Selain sentimen dari konflik Rusia-Ukraina, investor global juga mengkhawatirkan dari inflasi global yang semakin meninggi, apalagi kenaikan inflasi global diperparah oleh dampak perang yang menyasar pada kenaikan harga komoditas energi.
Di AS, data inflasi periode Februari 2022 akan dirilis pada Kamis mendatang. Konsensus sepakat bahwa tingkat inflasi tahunan AS akan naik menjadi 7,9% dari sebelumnya 7,5%, bisa menjadi yang 'terpanas' sejak awal dekade 1980-an silam.
Inflasi yang meninggi menjadi momok bagi AS saat ini. Jika inflasi terus meninggi, maka bank sentral AS (The Federal Reserve/The Fed) dan bank sentral lainnya kemungkinan bisa lebih agresif dalam menaikkan suku bunga.

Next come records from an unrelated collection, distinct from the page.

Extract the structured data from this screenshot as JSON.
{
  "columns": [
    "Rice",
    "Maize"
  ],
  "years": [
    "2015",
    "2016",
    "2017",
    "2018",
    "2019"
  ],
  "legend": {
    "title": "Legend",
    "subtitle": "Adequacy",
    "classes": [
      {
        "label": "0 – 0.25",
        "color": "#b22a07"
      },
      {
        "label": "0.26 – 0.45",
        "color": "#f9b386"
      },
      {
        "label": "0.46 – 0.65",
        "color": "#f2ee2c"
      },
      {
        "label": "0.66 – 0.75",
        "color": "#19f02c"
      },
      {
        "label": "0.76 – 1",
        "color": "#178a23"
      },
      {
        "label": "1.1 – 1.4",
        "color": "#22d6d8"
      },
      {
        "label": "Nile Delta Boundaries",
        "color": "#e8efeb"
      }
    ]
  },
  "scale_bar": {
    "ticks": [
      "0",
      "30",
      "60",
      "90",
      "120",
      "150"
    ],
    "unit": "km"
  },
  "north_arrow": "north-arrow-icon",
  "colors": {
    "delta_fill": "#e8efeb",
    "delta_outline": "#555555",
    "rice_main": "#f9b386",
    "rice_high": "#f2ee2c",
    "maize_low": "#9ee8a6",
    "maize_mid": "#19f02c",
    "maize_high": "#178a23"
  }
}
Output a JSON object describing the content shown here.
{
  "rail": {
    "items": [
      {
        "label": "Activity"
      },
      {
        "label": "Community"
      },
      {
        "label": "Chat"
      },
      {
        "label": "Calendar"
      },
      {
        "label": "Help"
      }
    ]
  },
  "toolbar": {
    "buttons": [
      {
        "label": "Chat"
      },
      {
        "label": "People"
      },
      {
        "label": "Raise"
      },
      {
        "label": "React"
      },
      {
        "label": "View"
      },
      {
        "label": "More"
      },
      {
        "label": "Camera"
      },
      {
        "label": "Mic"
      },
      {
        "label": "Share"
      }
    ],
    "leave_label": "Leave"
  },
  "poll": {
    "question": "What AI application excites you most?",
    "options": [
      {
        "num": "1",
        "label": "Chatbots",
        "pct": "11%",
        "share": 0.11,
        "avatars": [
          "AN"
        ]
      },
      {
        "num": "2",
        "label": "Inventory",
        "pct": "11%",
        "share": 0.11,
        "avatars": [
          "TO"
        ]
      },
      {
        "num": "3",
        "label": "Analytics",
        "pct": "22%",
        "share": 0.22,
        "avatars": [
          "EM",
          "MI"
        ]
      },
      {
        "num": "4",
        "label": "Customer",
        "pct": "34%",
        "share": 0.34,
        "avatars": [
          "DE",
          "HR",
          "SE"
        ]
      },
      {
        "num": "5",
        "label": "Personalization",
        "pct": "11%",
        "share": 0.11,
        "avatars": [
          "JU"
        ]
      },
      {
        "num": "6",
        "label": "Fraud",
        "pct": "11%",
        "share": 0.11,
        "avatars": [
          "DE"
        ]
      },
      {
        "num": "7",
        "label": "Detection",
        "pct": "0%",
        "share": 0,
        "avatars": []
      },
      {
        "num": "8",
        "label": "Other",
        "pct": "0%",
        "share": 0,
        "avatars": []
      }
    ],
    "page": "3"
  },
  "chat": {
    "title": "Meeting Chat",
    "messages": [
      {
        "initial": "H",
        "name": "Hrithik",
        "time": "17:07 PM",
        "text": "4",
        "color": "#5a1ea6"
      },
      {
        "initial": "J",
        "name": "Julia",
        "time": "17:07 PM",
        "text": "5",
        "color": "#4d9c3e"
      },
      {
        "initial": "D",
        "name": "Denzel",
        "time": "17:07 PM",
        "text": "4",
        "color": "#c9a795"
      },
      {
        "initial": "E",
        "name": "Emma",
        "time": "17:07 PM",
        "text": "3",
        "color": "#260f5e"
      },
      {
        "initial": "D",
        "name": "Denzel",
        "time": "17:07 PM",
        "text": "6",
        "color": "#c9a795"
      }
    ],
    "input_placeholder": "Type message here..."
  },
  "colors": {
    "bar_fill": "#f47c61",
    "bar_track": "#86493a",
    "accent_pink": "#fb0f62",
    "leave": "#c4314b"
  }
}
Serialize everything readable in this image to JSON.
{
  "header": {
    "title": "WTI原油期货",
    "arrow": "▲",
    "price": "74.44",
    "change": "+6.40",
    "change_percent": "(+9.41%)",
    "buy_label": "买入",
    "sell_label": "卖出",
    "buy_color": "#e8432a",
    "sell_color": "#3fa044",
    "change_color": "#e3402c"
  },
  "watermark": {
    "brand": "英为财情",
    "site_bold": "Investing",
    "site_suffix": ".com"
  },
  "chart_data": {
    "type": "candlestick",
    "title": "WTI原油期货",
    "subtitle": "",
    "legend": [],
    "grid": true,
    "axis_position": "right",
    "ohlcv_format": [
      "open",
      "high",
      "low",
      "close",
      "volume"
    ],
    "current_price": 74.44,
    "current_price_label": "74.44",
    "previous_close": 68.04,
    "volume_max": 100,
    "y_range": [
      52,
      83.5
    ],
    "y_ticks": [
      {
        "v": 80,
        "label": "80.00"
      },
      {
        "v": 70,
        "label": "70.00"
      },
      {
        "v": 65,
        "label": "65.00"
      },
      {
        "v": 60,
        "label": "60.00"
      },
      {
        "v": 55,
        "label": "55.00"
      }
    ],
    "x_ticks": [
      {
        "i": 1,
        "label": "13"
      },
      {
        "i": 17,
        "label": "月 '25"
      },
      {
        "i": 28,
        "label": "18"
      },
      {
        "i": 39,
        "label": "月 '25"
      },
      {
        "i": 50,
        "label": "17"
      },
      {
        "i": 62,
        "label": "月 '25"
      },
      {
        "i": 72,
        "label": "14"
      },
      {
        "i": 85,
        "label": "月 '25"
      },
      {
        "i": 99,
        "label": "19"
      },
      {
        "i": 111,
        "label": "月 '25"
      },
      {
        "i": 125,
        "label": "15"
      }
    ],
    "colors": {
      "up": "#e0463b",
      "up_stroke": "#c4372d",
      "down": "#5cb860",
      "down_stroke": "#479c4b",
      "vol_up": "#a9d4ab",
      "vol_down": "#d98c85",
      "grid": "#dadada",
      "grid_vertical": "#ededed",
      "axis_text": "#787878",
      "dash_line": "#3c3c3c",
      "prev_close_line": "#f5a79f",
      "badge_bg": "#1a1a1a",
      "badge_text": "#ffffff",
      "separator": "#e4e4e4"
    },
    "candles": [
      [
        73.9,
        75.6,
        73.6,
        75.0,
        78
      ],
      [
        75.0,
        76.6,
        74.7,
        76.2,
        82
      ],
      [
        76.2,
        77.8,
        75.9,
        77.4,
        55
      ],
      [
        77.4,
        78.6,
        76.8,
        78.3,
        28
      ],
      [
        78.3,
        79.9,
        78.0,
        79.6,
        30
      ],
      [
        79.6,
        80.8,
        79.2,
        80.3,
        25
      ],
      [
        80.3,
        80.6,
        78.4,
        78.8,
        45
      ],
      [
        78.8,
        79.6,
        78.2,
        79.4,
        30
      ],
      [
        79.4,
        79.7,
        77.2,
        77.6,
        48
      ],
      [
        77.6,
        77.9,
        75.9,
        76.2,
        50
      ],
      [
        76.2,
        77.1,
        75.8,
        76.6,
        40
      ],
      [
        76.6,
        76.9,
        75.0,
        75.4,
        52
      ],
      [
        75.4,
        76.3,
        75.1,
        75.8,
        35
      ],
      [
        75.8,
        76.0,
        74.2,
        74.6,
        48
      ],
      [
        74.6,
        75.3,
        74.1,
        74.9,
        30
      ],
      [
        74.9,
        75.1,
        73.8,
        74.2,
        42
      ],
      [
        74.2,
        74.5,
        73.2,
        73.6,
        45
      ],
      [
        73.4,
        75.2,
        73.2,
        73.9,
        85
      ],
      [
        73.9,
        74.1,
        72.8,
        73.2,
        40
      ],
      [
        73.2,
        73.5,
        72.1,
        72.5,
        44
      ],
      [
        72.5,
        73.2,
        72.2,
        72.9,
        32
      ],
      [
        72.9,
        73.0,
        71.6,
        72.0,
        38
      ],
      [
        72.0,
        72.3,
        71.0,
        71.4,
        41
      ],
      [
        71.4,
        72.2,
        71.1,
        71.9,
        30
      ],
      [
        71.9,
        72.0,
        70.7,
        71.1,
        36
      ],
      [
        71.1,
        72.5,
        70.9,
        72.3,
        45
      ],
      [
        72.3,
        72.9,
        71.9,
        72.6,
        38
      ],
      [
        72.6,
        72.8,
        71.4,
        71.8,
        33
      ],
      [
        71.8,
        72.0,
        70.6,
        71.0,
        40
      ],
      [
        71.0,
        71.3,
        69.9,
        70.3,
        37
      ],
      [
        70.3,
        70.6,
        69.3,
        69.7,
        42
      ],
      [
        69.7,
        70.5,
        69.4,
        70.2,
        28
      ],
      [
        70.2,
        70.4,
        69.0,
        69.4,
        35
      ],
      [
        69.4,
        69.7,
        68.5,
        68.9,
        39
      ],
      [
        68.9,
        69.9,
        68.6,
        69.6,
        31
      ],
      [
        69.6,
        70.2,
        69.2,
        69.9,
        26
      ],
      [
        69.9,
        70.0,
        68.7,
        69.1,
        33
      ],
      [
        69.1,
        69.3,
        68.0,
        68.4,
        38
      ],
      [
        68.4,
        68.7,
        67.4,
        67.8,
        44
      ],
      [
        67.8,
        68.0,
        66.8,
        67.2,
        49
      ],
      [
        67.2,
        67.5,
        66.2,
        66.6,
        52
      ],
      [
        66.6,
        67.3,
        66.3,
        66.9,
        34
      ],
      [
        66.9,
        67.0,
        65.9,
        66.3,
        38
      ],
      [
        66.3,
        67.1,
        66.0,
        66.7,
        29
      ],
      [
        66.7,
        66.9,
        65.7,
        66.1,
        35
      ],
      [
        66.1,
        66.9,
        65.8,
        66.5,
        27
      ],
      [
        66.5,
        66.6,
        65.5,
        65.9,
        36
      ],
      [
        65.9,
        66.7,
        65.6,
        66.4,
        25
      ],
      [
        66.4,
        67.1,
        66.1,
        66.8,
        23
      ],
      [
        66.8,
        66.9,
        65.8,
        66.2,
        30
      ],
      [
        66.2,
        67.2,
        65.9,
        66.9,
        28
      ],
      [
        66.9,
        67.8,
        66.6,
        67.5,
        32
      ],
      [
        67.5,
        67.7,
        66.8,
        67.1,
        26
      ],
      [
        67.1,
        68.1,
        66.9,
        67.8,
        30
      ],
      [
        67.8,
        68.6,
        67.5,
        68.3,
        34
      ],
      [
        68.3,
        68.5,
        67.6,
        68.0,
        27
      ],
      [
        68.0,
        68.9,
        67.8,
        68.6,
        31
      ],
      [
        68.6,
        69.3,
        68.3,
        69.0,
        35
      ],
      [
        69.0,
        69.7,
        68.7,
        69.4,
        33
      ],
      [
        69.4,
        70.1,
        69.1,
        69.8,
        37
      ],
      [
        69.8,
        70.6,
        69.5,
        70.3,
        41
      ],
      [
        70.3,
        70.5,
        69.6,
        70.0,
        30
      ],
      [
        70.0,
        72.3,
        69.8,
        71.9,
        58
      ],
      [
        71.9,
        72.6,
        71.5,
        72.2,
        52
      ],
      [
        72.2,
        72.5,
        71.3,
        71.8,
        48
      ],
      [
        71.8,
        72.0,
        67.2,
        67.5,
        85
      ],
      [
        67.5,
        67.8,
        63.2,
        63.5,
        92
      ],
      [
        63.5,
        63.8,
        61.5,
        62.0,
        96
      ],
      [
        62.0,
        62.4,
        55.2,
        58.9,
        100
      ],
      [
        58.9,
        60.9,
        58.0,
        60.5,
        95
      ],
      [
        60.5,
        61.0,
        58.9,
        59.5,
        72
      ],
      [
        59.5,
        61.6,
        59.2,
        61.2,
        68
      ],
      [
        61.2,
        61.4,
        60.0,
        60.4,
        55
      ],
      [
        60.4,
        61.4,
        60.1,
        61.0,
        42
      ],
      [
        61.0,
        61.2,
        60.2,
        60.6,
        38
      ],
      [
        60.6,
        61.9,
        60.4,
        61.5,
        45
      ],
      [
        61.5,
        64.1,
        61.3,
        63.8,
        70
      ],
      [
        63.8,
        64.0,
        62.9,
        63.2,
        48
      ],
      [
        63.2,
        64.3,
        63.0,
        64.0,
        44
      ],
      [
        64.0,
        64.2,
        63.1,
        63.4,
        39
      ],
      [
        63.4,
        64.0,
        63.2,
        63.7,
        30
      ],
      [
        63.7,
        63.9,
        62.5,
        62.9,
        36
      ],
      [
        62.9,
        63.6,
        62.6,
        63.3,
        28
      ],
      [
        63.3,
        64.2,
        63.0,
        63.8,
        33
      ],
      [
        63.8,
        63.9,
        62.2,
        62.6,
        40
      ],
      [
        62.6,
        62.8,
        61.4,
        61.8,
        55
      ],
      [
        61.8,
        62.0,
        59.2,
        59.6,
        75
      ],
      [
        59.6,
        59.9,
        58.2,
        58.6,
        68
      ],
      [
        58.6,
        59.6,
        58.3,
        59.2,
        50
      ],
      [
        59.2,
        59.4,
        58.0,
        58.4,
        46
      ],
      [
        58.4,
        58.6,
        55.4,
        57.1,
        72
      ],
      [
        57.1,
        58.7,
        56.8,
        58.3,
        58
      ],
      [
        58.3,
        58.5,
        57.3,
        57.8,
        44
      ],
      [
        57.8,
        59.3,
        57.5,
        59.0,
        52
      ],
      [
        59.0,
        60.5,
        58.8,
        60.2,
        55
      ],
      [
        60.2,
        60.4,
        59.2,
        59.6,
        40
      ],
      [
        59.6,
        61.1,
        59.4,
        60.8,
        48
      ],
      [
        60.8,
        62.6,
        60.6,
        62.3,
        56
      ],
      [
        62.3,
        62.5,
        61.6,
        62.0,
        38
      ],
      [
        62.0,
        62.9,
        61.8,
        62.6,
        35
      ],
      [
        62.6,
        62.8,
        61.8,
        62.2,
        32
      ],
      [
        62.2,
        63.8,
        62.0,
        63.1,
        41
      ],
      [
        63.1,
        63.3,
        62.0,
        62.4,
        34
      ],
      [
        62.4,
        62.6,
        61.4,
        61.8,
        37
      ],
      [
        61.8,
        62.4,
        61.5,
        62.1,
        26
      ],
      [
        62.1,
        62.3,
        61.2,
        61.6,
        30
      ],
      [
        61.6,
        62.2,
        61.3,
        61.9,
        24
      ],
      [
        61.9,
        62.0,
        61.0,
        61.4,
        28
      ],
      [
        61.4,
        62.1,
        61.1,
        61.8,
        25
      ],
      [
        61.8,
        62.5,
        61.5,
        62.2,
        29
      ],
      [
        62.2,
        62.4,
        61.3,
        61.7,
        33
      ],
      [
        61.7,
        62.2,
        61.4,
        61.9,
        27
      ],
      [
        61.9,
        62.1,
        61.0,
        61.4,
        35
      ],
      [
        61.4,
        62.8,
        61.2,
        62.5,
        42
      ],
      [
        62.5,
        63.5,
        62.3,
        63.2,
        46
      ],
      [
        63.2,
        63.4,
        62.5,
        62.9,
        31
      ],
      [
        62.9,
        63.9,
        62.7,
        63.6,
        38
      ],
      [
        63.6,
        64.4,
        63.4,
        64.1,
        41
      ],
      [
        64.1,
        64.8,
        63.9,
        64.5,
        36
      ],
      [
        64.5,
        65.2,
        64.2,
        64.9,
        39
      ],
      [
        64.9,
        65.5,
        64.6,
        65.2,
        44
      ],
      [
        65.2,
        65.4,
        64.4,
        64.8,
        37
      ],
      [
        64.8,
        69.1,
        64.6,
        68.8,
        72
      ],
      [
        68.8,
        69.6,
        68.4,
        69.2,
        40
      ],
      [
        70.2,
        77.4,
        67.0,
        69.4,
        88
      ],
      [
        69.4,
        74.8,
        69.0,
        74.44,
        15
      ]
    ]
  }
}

Di sisi lain, The Fed juga masih mempelajari implikasi perang di Ukraina terhadap perekonomian. Ini semata dilakukan Jerome Powel Cs untuk menakar kebijakan kenaikan suku bunga yang sejatinya bertujuan untuk membendung inflasi AS yang meninggi.
Untuk saat ini, Powell mendukung kenaikan sebesar 25 basis poin (bp) di bulan ini. Namun, jika nantinya The Fed lebih agresif dalam menaikkan suku bunga, maka ada risiko pasar finansial global akan mengalami gejolak.